Ma Zhiwei, Huang Sheng-You, Cheng Fei, Zou Xiaoqin
Dalton Cardiovascular Research Center, Department of Physics and Astronomy, Department of Biochemistry, Institute for Data Science and Informatics, University of Missouri, Columbia, Missouri 65211, United States.
McCombs School of Business, University of Texas, Austin, Texas 78712, United States.
J Phys Chem B. 2021 Mar 11;125(9):2288-2298. doi: 10.1021/acs.jpcb.1c00016. Epub 2021 Mar 2.

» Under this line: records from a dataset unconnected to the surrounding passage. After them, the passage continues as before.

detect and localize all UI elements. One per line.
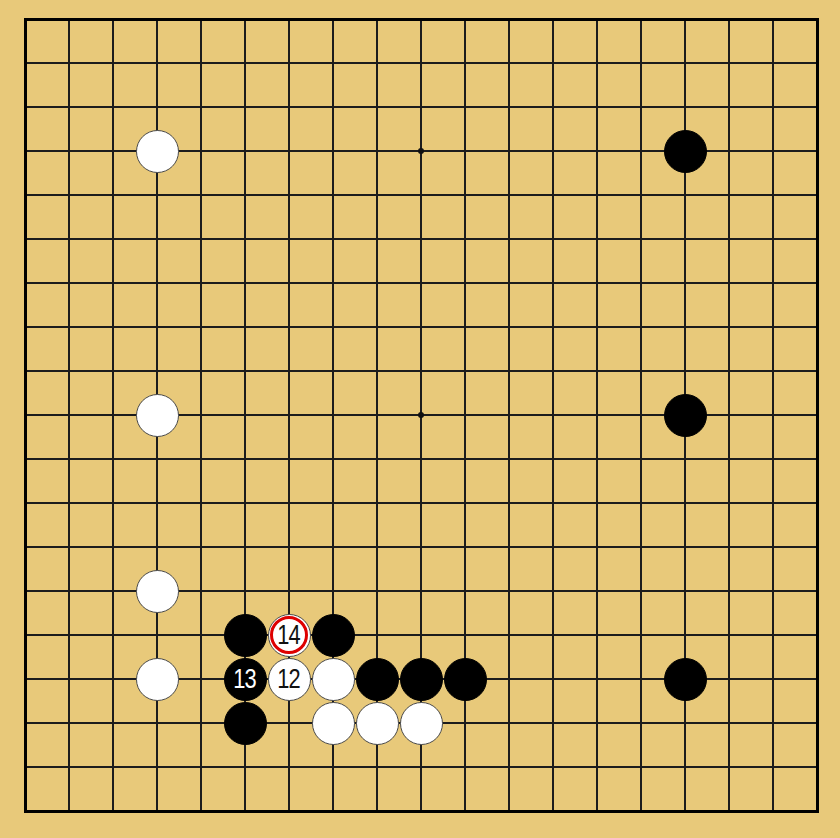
white-stone[interactable] xyxy=(400,702,443,745)
black-stone[interactable] xyxy=(224,702,267,745)
white-stone[interactable] xyxy=(312,658,355,701)
white-stone[interactable] xyxy=(136,394,179,437)
white-stone[interactable] xyxy=(136,130,179,173)
white-stone[interactable] xyxy=(312,702,355,745)
go-diagram: 141312 xyxy=(0,0,840,838)
white-stone[interactable] xyxy=(136,658,179,701)
star-point xyxy=(418,148,424,154)
black-stone[interactable] xyxy=(356,658,399,701)
black-stone[interactable] xyxy=(400,658,443,701)
move-number-label: 13 xyxy=(234,665,257,693)
white-stone-move-14[interactable]: 14 xyxy=(268,614,311,657)
black-stone[interactable] xyxy=(224,614,267,657)
black-stone-move-13[interactable]: 13 xyxy=(224,658,267,701)
black-stone[interactable] xyxy=(664,130,707,173)
black-stone[interactable] xyxy=(444,658,487,701)
black-stone[interactable] xyxy=(664,394,707,437)
move-number-label: 12 xyxy=(278,665,301,693)
black-stone[interactable] xyxy=(312,614,355,657)
white-stone[interactable] xyxy=(136,570,179,613)
white-stone-move-12[interactable]: 12 xyxy=(268,658,311,701)
move-number-label: 14 xyxy=(278,621,301,649)
go-board[interactable]: 141312 xyxy=(0,0,840,838)
black-stone[interactable] xyxy=(664,658,707,701)
white-stone[interactable] xyxy=(356,702,399,745)
star-point xyxy=(418,412,424,418)
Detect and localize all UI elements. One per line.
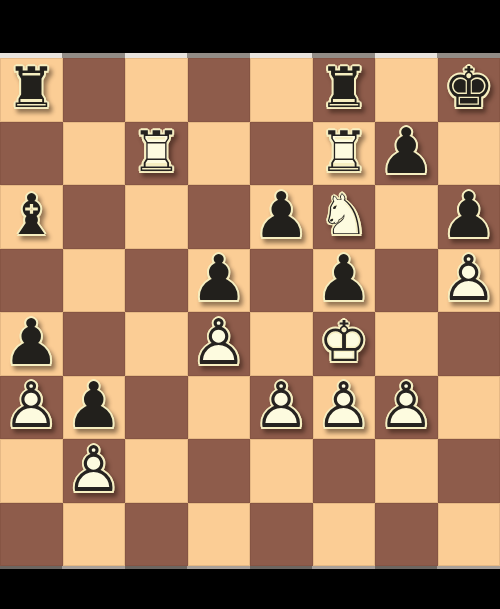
pawn-glyph-fill: ♟ <box>375 122 438 186</box>
black-king[interactable]: ♚ <box>438 58 500 122</box>
square-c1[interactable] <box>125 503 188 567</box>
chess-board: ♜♜♚♜♖♜♖♟♝♟♞♘♟♟♟♟♙♟♟♙♚♔♟♙♟♟♙♟♙♟♙♟♙ <box>0 58 500 566</box>
pawn-glyph-outline: ♙ <box>375 376 438 440</box>
pawn-glyph-outline: ♙ <box>438 249 500 313</box>
square-g8[interactable] <box>375 58 438 122</box>
square-d6[interactable] <box>188 185 251 249</box>
pawn-glyph-fill: ♟ <box>188 249 251 313</box>
square-f4[interactable]: ♚♔ <box>313 312 376 376</box>
square-a3[interactable]: ♟♙ <box>0 376 63 440</box>
square-f8[interactable]: ♜ <box>313 58 376 122</box>
black-pawn[interactable]: ♟ <box>63 376 126 440</box>
square-f5[interactable]: ♟ <box>313 249 376 313</box>
pawn-glyph-fill: ♟ <box>438 185 500 249</box>
black-pawn[interactable]: ♟ <box>375 122 438 186</box>
square-d2[interactable] <box>188 439 251 503</box>
square-b2[interactable]: ♟♙ <box>63 439 126 503</box>
square-e2[interactable] <box>250 439 313 503</box>
square-d5[interactable]: ♟ <box>188 249 251 313</box>
square-a4[interactable]: ♟ <box>0 312 63 376</box>
square-h1[interactable] <box>438 503 500 567</box>
square-h7[interactable] <box>438 122 500 186</box>
king-glyph-outline: ♔ <box>313 312 376 376</box>
square-e6[interactable]: ♟ <box>250 185 313 249</box>
square-a1[interactable] <box>0 503 63 567</box>
pawn-glyph-outline: ♙ <box>0 376 63 440</box>
square-c4[interactable] <box>125 312 188 376</box>
square-b5[interactable] <box>63 249 126 313</box>
rook-glyph-fill: ♜ <box>0 58 63 122</box>
square-e8[interactable] <box>250 58 313 122</box>
pawn-glyph-outline: ♙ <box>313 376 376 440</box>
square-c5[interactable] <box>125 249 188 313</box>
board-stage: ♜♜♚♜♖♜♖♟♝♟♞♘♟♟♟♟♙♟♟♙♚♔♟♙♟♟♙♟♙♟♙♟♙ <box>0 53 500 569</box>
square-e4[interactable] <box>250 312 313 376</box>
king-glyph-fill: ♚ <box>438 58 500 122</box>
white-pawn[interactable]: ♟♙ <box>313 376 376 440</box>
square-b1[interactable] <box>63 503 126 567</box>
white-pawn[interactable]: ♟♙ <box>0 376 63 440</box>
square-d7[interactable] <box>188 122 251 186</box>
square-h4[interactable] <box>438 312 500 376</box>
white-pawn[interactable]: ♟♙ <box>63 439 126 503</box>
square-g7[interactable]: ♟ <box>375 122 438 186</box>
white-pawn[interactable]: ♟♙ <box>438 249 500 313</box>
white-rook[interactable]: ♜♖ <box>125 122 188 186</box>
square-g3[interactable]: ♟♙ <box>375 376 438 440</box>
square-c2[interactable] <box>125 439 188 503</box>
black-bishop[interactable]: ♝ <box>0 185 63 249</box>
square-c6[interactable] <box>125 185 188 249</box>
square-a7[interactable] <box>0 122 63 186</box>
rook-glyph-outline: ♖ <box>125 122 188 186</box>
black-rook[interactable]: ♜ <box>313 58 376 122</box>
white-rook[interactable]: ♜♖ <box>313 122 376 186</box>
white-knight[interactable]: ♞♘ <box>313 185 376 249</box>
square-c7[interactable]: ♜♖ <box>125 122 188 186</box>
pawn-glyph-outline: ♙ <box>188 312 251 376</box>
square-g1[interactable] <box>375 503 438 567</box>
square-h3[interactable] <box>438 376 500 440</box>
square-b4[interactable] <box>63 312 126 376</box>
square-d3[interactable] <box>188 376 251 440</box>
bishop-glyph-fill: ♝ <box>0 185 63 249</box>
pawn-glyph-outline: ♙ <box>250 376 313 440</box>
square-b3[interactable]: ♟ <box>63 376 126 440</box>
square-f1[interactable] <box>313 503 376 567</box>
square-e3[interactable]: ♟♙ <box>250 376 313 440</box>
black-pawn[interactable]: ♟ <box>250 185 313 249</box>
square-g2[interactable] <box>375 439 438 503</box>
square-d4[interactable]: ♟♙ <box>188 312 251 376</box>
black-pawn[interactable]: ♟ <box>0 312 63 376</box>
square-g4[interactable] <box>375 312 438 376</box>
square-b7[interactable] <box>63 122 126 186</box>
black-pawn[interactable]: ♟ <box>438 185 500 249</box>
square-h2[interactable] <box>438 439 500 503</box>
square-e1[interactable] <box>250 503 313 567</box>
white-pawn[interactable]: ♟♙ <box>250 376 313 440</box>
square-e5[interactable] <box>250 249 313 313</box>
black-pawn[interactable]: ♟ <box>313 249 376 313</box>
pawn-glyph-fill: ♟ <box>250 185 313 249</box>
pawn-glyph-outline: ♙ <box>63 439 126 503</box>
square-f6[interactable]: ♞♘ <box>313 185 376 249</box>
square-c3[interactable] <box>125 376 188 440</box>
white-king[interactable]: ♚♔ <box>313 312 376 376</box>
pawn-glyph-fill: ♟ <box>0 312 63 376</box>
pawn-glyph-fill: ♟ <box>63 376 126 440</box>
square-c8[interactable] <box>125 58 188 122</box>
rook-glyph-outline: ♖ <box>313 122 376 186</box>
square-f7[interactable]: ♜♖ <box>313 122 376 186</box>
square-a5[interactable] <box>0 249 63 313</box>
square-f2[interactable] <box>313 439 376 503</box>
square-a8[interactable]: ♜ <box>0 58 63 122</box>
square-h6[interactable]: ♟ <box>438 185 500 249</box>
square-a2[interactable] <box>0 439 63 503</box>
white-pawn[interactable]: ♟♙ <box>375 376 438 440</box>
square-a6[interactable]: ♝ <box>0 185 63 249</box>
board-bottom-shadow <box>0 566 500 569</box>
square-h5[interactable]: ♟♙ <box>438 249 500 313</box>
square-e7[interactable] <box>250 122 313 186</box>
square-g5[interactable] <box>375 249 438 313</box>
rook-glyph-fill: ♜ <box>313 58 376 122</box>
white-pawn[interactable]: ♟♙ <box>188 312 251 376</box>
black-rook[interactable]: ♜ <box>0 58 63 122</box>
black-pawn[interactable]: ♟ <box>188 249 251 313</box>
knight-glyph-outline: ♘ <box>313 185 376 249</box>
square-d8[interactable] <box>188 58 251 122</box>
square-b8[interactable] <box>63 58 126 122</box>
square-d1[interactable] <box>188 503 251 567</box>
square-b6[interactable] <box>63 185 126 249</box>
square-h8[interactable]: ♚ <box>438 58 500 122</box>
pawn-glyph-fill: ♟ <box>313 249 376 313</box>
square-g6[interactable] <box>375 185 438 249</box>
square-f3[interactable]: ♟♙ <box>313 376 376 440</box>
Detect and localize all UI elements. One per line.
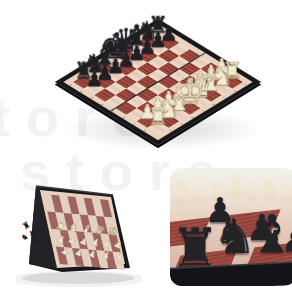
folded-board-view: ♜♞♝♛♚♟♟♟♟♟♟♟♟♟♟♟ ♜♟♞♟ xyxy=(16,182,142,288)
blurred-white-pawn: ♟ xyxy=(243,182,259,200)
blurred-white-pawn: ♟ xyxy=(190,184,206,202)
closeup-view: ♟♟♟♟♟♟♟ ♟♟♟♝♞♜ xyxy=(170,168,292,286)
blurred-white-pawn: ♟ xyxy=(260,178,280,200)
product-photo-stage: store store ♜♞♝♛♚♝♞♜♟♟♟♟♟♟♟♟♟♟♟♟♟♟♟♟♜♞♝♛… xyxy=(0,0,292,292)
folded-board-shadow-soft xyxy=(16,271,142,287)
blurred-white-pawn: ♟ xyxy=(278,182,292,202)
open-board-view: ♜♞♝♛♚♝♞♜♟♟♟♟♟♟♟♟♟♟♟♟♟♟♟♟♜♞♝♛♚♝♞♜ xyxy=(0,0,292,160)
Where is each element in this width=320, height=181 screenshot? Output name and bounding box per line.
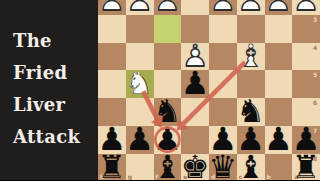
title-line-1: The bbox=[13, 25, 94, 57]
square-h4[interactable] bbox=[98, 43, 126, 71]
piece-white-pawn-f2[interactable]: ♟♙ bbox=[154, 0, 182, 15]
rank-label-4: 4 bbox=[313, 45, 317, 51]
piece-black-pawn-e5[interactable]: ♟ bbox=[181, 70, 209, 98]
square-e2[interactable] bbox=[181, 0, 209, 15]
square-d5[interactable] bbox=[209, 70, 237, 98]
piece-black-king-e8[interactable]: ♚ bbox=[181, 154, 209, 181]
rank-label-6: 6 bbox=[313, 100, 317, 106]
piece-white-pawn-b2[interactable]: ♟♙ bbox=[265, 0, 293, 15]
title-line-4: Attack bbox=[13, 121, 94, 153]
square-b4[interactable] bbox=[265, 43, 293, 71]
piece-white-bishop-c4[interactable]: ♝♗ bbox=[237, 43, 265, 71]
piece-black-rook-a8[interactable]: ♜ bbox=[292, 154, 320, 181]
square-f4[interactable] bbox=[154, 43, 182, 71]
piece-white-knight-g5[interactable]: ♞♘ bbox=[126, 70, 154, 98]
piece-black-rook-h8[interactable]: ♜ bbox=[98, 154, 126, 181]
thumbnail-canvas: The Fried Liver Attack 345678hgfedcba♟♙♟… bbox=[0, 0, 320, 180]
title-line-3: Liver bbox=[13, 89, 94, 121]
file-label-b: b bbox=[267, 174, 271, 180]
square-d4[interactable] bbox=[209, 43, 237, 71]
piece-black-queen-d8[interactable]: ♛ bbox=[209, 154, 237, 181]
piece-white-pawn-g2[interactable]: ♟♙ bbox=[126, 0, 154, 15]
file-label-g: g bbox=[128, 174, 132, 180]
piece-black-bishop-f8[interactable]: ♝ bbox=[154, 154, 182, 181]
title-panel: The Fried Liver Attack bbox=[0, 0, 98, 180]
piece-black-bishop-c8[interactable]: ♝ bbox=[237, 154, 265, 181]
piece-white-pawn-h2[interactable]: ♟♙ bbox=[98, 0, 126, 15]
piece-white-pawn-a2[interactable]: ♟♙ bbox=[292, 0, 320, 15]
piece-white-pawn-d2[interactable]: ♟♙ bbox=[209, 0, 237, 15]
square-h5[interactable] bbox=[98, 70, 126, 98]
piece-white-pawn-c2[interactable]: ♟♙ bbox=[237, 0, 265, 15]
title-line-2: Fried bbox=[13, 57, 94, 89]
piece-black-pawn-g7[interactable]: ♟ bbox=[126, 126, 154, 154]
piece-black-pawn-b7[interactable]: ♟ bbox=[265, 126, 293, 154]
square-b5[interactable] bbox=[265, 70, 293, 98]
rank-label-5: 5 bbox=[313, 72, 317, 78]
square-e6[interactable] bbox=[181, 98, 209, 126]
chess-board[interactable]: 345678hgfedcba♟♙♟♙♟♙♟♙♟♙♟♙♟♙♟♙♝♗♞♘♟♞♞♟♟♟… bbox=[98, 0, 320, 180]
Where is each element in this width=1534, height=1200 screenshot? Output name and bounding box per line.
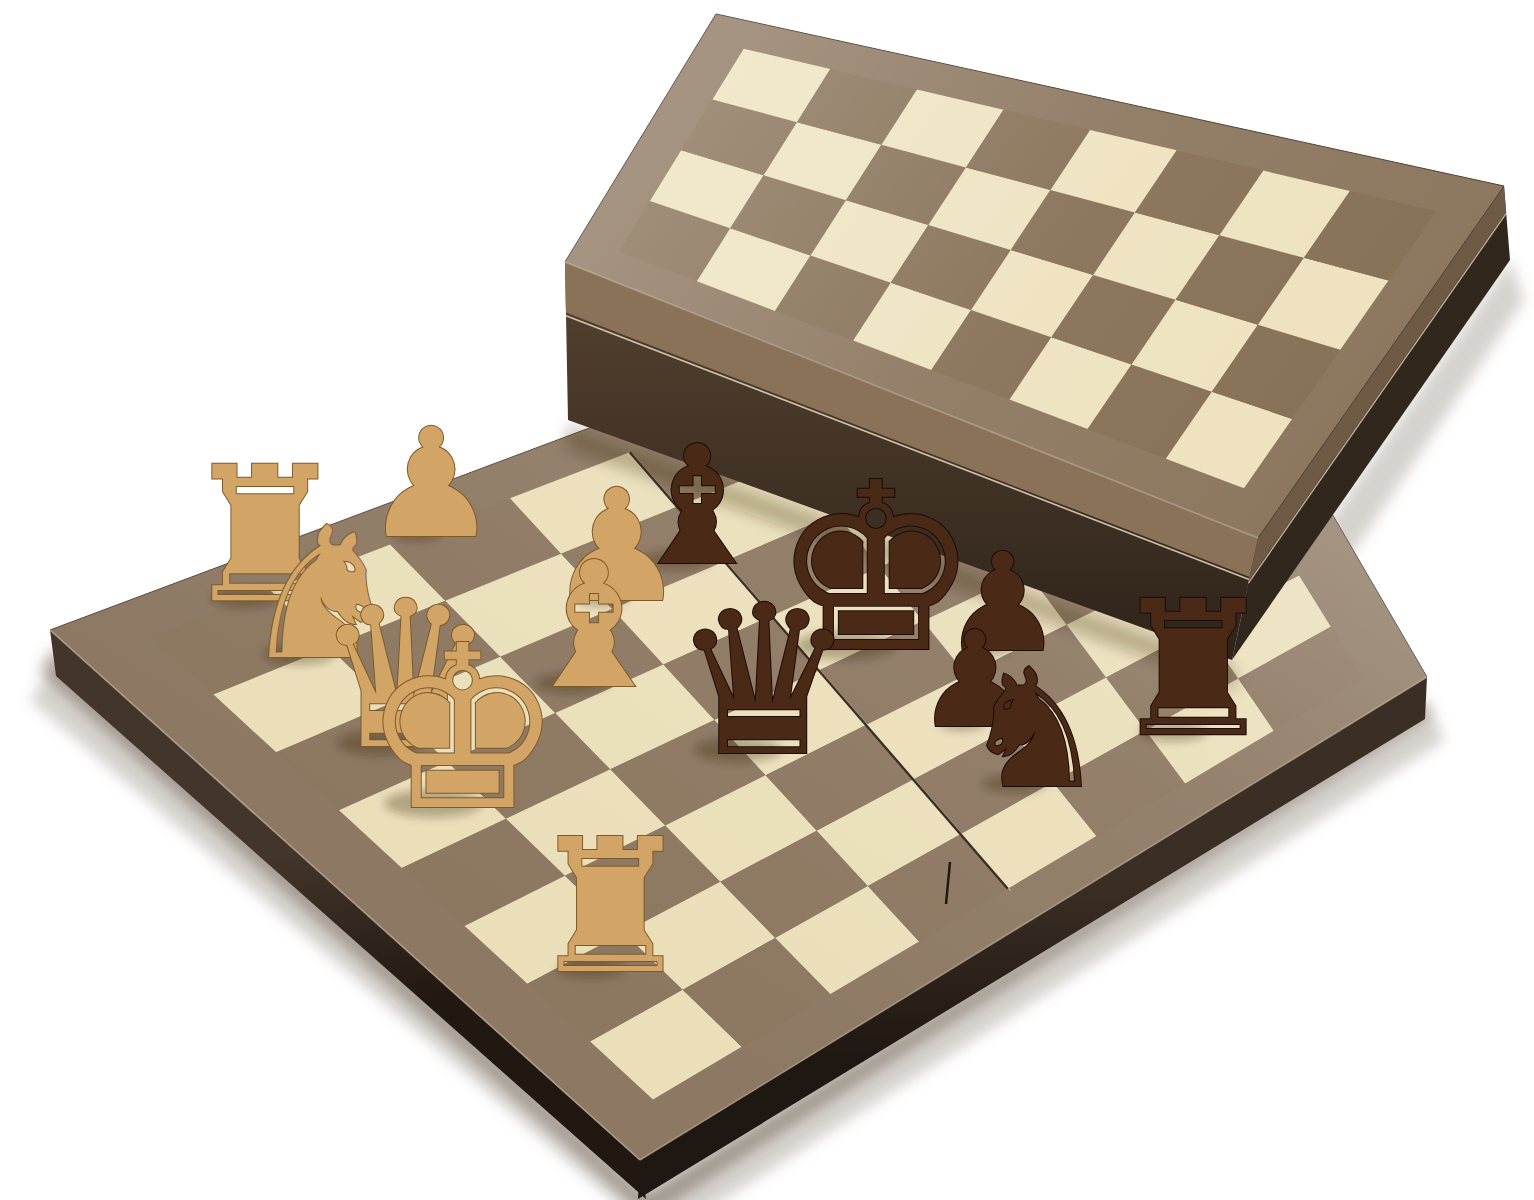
black-queen-d3-piece: ♛ — [671, 561, 857, 802]
chess-set-product-photo: ♜♟♞♝♟♛♝♚♚♛♟♟♜♞♜ — [0, 0, 1534, 1200]
black-rook-h1-piece: ♜ — [1109, 560, 1277, 778]
white-rook-b2-piece: ♜ — [528, 799, 694, 1015]
scene-canvas: ♜♟♞♝♟♛♝♚♚♛♟♟♜♞♜ — [0, 0, 1534, 1200]
black-knight-f2-piece: ♞ — [960, 634, 1107, 825]
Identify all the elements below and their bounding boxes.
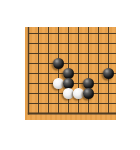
stone-black [53,58,64,69]
stone-white [53,78,64,89]
stone-white [73,88,84,99]
stone-black [83,78,94,89]
stones-grid [24,29,114,119]
stone-black [103,68,114,79]
screenshot-root [0,0,140,150]
stone-black [83,88,94,99]
stone-black [63,78,74,89]
stone-white [63,88,74,99]
stone-black [63,68,74,79]
go-board[interactable] [25,27,116,120]
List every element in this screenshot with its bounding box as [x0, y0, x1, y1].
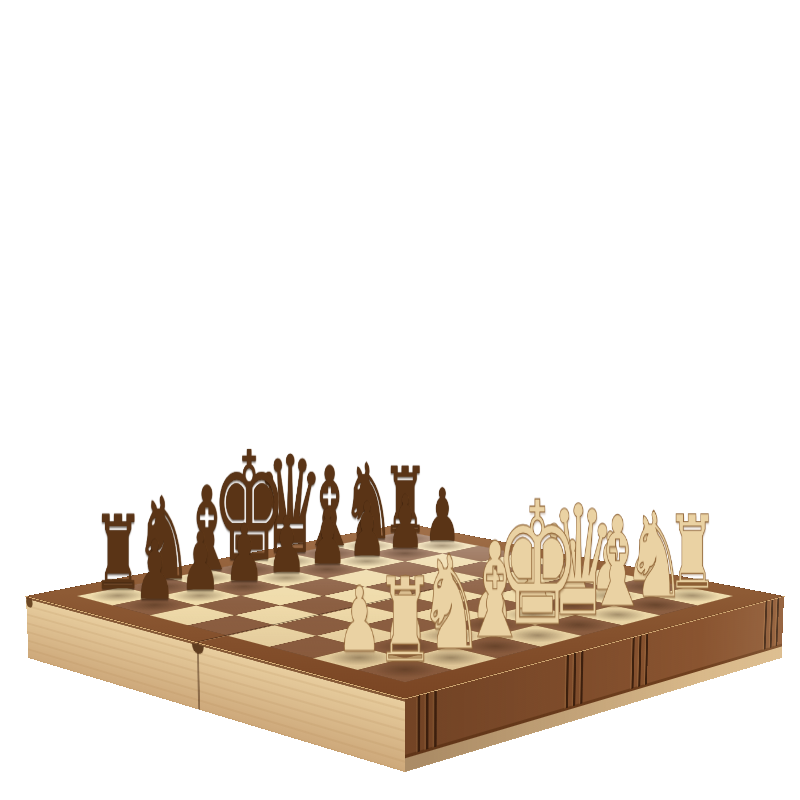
product-photo: ♜♟♟♜♞♟♟♞♝♟♟♝♛♟♟♛♚♟♟♚♝♟♟♝♞♟♟♞♜♟♟♜ — [0, 0, 800, 800]
hinge-notch — [192, 643, 204, 656]
piece-black-rook: ♜ — [365, 455, 444, 545]
spine-groove-cluster — [628, 633, 648, 690]
chess-board: ♜♟♟♜♞♟♟♞♝♟♟♝♛♟♟♛♚♟♟♚♝♟♟♝♞♟♟♞♜♟♟♜ — [26, 523, 784, 698]
spine-groove-cluster — [761, 597, 780, 651]
spine-groove-cluster — [413, 690, 436, 754]
spine-groove-cluster — [562, 650, 583, 709]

Rapid identification of inhibitors for a family of proteins and prediction of ligand specificity are highly desirable for structure-based drug design. However, sequentially docking ligands into each protein target with conventional single-target docking methods is too computationally expensive to achieve these two goals, especially when the number of the targets is large. In this work, we use an efficient ensemble docking algorithm for simultaneous docking of ligands against multiple protein targets. We use protein kinases, a family of proteins that are highly important for many cellular processes and for rational drug design, as an example to demonstrate the feasibility of investigating ligand selectivity with this algorithm. Specifically, 14 human protein kinases were selected. First, native docking calculations were performed to test the ability of our energy scoring function to reproduce the experimentally determined structures of the ligand-protein kinase complexes. Next, cross-docking calculations were conducted using our ensemble docking algorithm to study ligand selectivity, based on the assumption that the native target of an inhibitor should have a more negative (i.e., favorable) energy score than the non-native targets. Staurosporine and Gleevec were studied as examples of nonselective and selective binding, respectively. Virtual ligand screening was also performed against five protein kinases that have at least seven known inhibitors. Our quantitative analysis of the results showed that the ensemble algorithm can be effective on screening for inhibitors and investigating their selectivities for multiple target proteins.
对于基于结构的药物设计而言,快速鉴定一类蛋白质的抑制剂并预测配体特异性是非常必要的。然而,使用传统的单靶点对接方法将配体依次对接至每个蛋白质靶点,在计算上过于昂贵,难以实现这两个目标,尤其是当靶点数量众多时。在这项工作中,我们使用一种高效的整体对接算法,用于将配体同时对接至多个蛋白质靶点。我们以蛋白激酶为例,蛋白激酶是一类对许多细胞过程和合理药物设计都非常重要的蛋白质,以此来证明使用该算法研究配体选择性的可行性。具体而言,选择了14种人类蛋白激酶。首先,进行天然对接计算,以测试我们的能量评分函数重现配体 - 蛋白激酶复合物实验测定结构的能力。接下来,基于抑制剂的天然靶点应比非天然靶点具有更负(即更有利)的能量评分这一假设,使用我们的整体对接算法进行交叉对接计算,以研究配体选择性。分别以星形孢菌素和格列卫作为非选择性和选择性结合的例子进行研究。还针对五种至少有七种已知抑制剂的蛋白激酶进行了虚拟配体筛选。我们对结果的定量分析表明,整体算法在筛选抑制剂以及研究它们对多个靶蛋白的选择性方面可能是有效的。